Contents:
This documents the CloudSearch API I am implementing and how its called. I also document the Nozama specifc REST API used to check the outcomes of earlier calls.
These are the REST API calls I currently implement from Amazon’s CloudSearch API. The <api version> can be any string currently, I don’t check or enforce any value here.
This is used to batch load documents for later querying. This loads documents from the Amazon SDF and adds/removes from mongo accordingly.
This will return a JSON response property:
rc = dict( status='ok', adds=0+, deletes=0+, error='', warning='', )
Currently this does not filter the result or perform any search. It will return the ids of all documents on the system. It will look at the “q” parameter and recover the string it should be restricting. It will put this in the match-expr returned.
I intend to implement search. For the moment I just need a response rather then not having search at all.
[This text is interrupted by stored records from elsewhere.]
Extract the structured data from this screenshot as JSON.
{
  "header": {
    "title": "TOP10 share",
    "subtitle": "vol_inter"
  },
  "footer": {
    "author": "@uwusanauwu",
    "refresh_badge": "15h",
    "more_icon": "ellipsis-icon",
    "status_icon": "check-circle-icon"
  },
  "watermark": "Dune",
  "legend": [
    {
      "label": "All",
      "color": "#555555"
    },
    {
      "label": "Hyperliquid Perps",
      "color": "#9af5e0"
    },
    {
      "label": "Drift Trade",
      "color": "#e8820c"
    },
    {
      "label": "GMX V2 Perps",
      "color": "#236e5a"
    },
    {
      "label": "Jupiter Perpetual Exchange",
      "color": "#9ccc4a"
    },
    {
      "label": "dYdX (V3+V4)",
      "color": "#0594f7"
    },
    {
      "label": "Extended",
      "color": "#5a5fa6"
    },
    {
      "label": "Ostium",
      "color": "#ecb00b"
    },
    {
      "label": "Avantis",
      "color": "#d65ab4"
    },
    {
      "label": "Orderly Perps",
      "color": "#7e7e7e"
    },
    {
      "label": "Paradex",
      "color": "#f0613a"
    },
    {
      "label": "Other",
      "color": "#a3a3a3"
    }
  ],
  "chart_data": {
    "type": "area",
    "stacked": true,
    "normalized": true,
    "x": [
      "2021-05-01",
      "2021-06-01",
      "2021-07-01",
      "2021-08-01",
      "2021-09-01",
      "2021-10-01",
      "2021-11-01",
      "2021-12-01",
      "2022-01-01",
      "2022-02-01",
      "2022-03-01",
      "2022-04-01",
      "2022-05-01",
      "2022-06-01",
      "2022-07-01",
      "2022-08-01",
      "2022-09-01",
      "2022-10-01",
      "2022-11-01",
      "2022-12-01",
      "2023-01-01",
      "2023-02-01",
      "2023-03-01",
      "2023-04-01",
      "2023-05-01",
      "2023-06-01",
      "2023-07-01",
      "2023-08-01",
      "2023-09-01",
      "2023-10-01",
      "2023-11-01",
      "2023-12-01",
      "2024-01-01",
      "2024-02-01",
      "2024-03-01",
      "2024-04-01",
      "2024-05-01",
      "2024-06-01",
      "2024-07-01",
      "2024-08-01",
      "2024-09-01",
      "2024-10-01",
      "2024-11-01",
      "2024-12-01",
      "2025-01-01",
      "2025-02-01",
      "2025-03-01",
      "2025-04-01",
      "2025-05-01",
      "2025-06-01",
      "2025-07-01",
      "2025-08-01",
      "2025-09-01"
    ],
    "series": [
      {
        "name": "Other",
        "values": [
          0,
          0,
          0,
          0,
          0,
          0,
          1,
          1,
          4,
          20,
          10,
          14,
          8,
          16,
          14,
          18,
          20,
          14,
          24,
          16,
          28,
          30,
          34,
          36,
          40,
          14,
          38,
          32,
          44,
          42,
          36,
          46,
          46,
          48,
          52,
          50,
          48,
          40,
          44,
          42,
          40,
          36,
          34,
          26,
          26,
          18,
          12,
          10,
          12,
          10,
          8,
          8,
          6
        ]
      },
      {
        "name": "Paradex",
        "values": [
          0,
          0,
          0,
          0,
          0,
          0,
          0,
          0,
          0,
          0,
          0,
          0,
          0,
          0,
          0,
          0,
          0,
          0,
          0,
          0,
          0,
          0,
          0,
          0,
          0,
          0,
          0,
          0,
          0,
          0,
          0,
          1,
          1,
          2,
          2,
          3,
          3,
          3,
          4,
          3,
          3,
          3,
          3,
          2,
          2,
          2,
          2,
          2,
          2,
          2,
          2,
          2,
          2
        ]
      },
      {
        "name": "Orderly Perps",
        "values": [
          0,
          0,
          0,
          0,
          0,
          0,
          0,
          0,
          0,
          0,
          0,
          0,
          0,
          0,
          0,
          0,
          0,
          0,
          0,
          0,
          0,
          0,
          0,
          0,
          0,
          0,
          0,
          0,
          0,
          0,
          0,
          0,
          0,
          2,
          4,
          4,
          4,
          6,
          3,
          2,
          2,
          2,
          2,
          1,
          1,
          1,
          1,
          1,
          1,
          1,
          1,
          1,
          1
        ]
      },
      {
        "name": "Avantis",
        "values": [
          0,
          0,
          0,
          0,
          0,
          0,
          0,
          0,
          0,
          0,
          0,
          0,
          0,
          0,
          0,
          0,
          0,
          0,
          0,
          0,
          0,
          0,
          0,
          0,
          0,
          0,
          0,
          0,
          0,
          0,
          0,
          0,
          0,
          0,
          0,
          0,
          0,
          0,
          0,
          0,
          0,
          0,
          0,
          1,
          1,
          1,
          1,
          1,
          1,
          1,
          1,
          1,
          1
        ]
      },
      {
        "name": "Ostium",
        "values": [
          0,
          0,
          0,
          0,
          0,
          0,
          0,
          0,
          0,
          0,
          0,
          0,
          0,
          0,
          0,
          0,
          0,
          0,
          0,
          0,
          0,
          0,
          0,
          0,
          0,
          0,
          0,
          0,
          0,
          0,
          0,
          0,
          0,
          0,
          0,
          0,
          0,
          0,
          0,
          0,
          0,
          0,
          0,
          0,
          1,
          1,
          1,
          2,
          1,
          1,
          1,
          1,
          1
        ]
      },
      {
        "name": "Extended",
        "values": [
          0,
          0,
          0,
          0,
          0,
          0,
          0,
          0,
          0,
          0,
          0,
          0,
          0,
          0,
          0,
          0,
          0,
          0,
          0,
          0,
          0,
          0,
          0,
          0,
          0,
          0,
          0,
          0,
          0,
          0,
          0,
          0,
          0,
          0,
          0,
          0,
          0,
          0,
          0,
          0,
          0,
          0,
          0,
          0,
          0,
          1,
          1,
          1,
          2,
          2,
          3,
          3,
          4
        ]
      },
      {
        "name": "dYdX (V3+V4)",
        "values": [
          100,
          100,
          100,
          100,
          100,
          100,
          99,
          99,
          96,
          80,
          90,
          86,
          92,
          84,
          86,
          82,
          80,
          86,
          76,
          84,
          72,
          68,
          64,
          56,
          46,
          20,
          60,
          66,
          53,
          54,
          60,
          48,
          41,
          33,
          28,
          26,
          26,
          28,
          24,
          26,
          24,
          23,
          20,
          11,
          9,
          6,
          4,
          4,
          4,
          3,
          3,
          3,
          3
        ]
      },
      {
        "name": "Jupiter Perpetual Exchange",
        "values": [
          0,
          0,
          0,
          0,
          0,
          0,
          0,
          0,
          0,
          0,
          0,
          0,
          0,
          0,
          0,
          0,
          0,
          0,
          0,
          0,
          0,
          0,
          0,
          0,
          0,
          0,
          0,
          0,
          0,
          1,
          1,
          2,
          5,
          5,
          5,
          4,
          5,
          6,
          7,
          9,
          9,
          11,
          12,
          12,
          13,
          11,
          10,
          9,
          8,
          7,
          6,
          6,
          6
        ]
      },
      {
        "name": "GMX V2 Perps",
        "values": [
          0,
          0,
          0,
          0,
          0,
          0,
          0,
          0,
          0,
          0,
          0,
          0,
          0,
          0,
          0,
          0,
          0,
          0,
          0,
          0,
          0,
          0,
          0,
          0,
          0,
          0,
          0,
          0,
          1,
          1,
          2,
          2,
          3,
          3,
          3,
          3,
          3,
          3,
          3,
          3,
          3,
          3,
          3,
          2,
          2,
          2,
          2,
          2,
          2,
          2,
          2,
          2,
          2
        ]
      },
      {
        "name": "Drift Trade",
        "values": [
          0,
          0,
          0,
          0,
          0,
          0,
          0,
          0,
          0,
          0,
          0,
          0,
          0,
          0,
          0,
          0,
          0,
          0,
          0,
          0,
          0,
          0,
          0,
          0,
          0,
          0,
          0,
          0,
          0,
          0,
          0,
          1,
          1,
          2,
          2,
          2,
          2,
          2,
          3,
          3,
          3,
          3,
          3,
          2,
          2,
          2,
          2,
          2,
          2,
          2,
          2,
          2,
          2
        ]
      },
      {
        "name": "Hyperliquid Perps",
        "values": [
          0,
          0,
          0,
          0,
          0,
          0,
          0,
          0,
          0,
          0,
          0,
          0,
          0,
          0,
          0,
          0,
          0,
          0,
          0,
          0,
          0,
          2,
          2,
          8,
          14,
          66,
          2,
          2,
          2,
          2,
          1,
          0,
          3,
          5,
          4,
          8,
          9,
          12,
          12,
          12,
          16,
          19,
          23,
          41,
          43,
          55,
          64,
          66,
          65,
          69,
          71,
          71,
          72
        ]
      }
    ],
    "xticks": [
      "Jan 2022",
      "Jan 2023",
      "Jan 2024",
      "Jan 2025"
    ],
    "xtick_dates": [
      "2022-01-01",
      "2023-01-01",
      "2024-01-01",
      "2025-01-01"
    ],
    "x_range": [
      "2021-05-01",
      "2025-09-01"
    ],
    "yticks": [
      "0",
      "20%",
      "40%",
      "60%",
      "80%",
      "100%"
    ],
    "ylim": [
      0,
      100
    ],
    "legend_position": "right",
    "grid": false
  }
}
This will return a JSON response:
# example return { 'rank': '-text_relevance' 'match-expr': "(label 'skate board')", 'hits': { 'found': 1, 'start': 0 'hit': [ {'id': u'1382'} ], }, 'info': { 'rid': '128a5a6b5881d7d28252ef835961d6538a04b99b74c420011fc081496eb36baedc17b278a6f29979', 'cpu-time-ms': 0, 'time-ms': 0.0010879039764404297 }, }
The rank is hard coded to ‘-text_relevance’ for the moment. The hits/found is the amount of documents on the system. The hits/hit will be a list of all document ids currently added to the system. This will match the ‘documents’ section in that JSON returned by a GET of ‘/dev/documents’.
The rid will be generated each time. The time-ms will also be calculated based on the time it take to run a query. The cpu-time-ms is currently hard coded to 0.
This will return all documents add and removed from the the system by subsequent batch uploads.
# This returns a list of ...
{
'documents_removed': [
{
'lang': 'en',
'fields': {...},
'version': '...',
'id': '...'
},
:
etc
],
'documents': [
{
'lang': 'en',
'fields': {...},
'version': '...',
'id': '...'
},
:
etc
]
}
This will remove all documents currently stored on the system. This is useful for cleaning out before a test run.
# This returns a status dict e.g.:
{
'status': 'ok',
'message': 'Documents Removed OK.',
'traceback': '',
'error': ''
}
This can be used to check the service is up and running. It will return a JSON structure in the form:
{
'status': 'ok',
# This will contain the current version number.
'version': 'X.Y.Z',
'name': 'nozama-cloudsearch-service'
}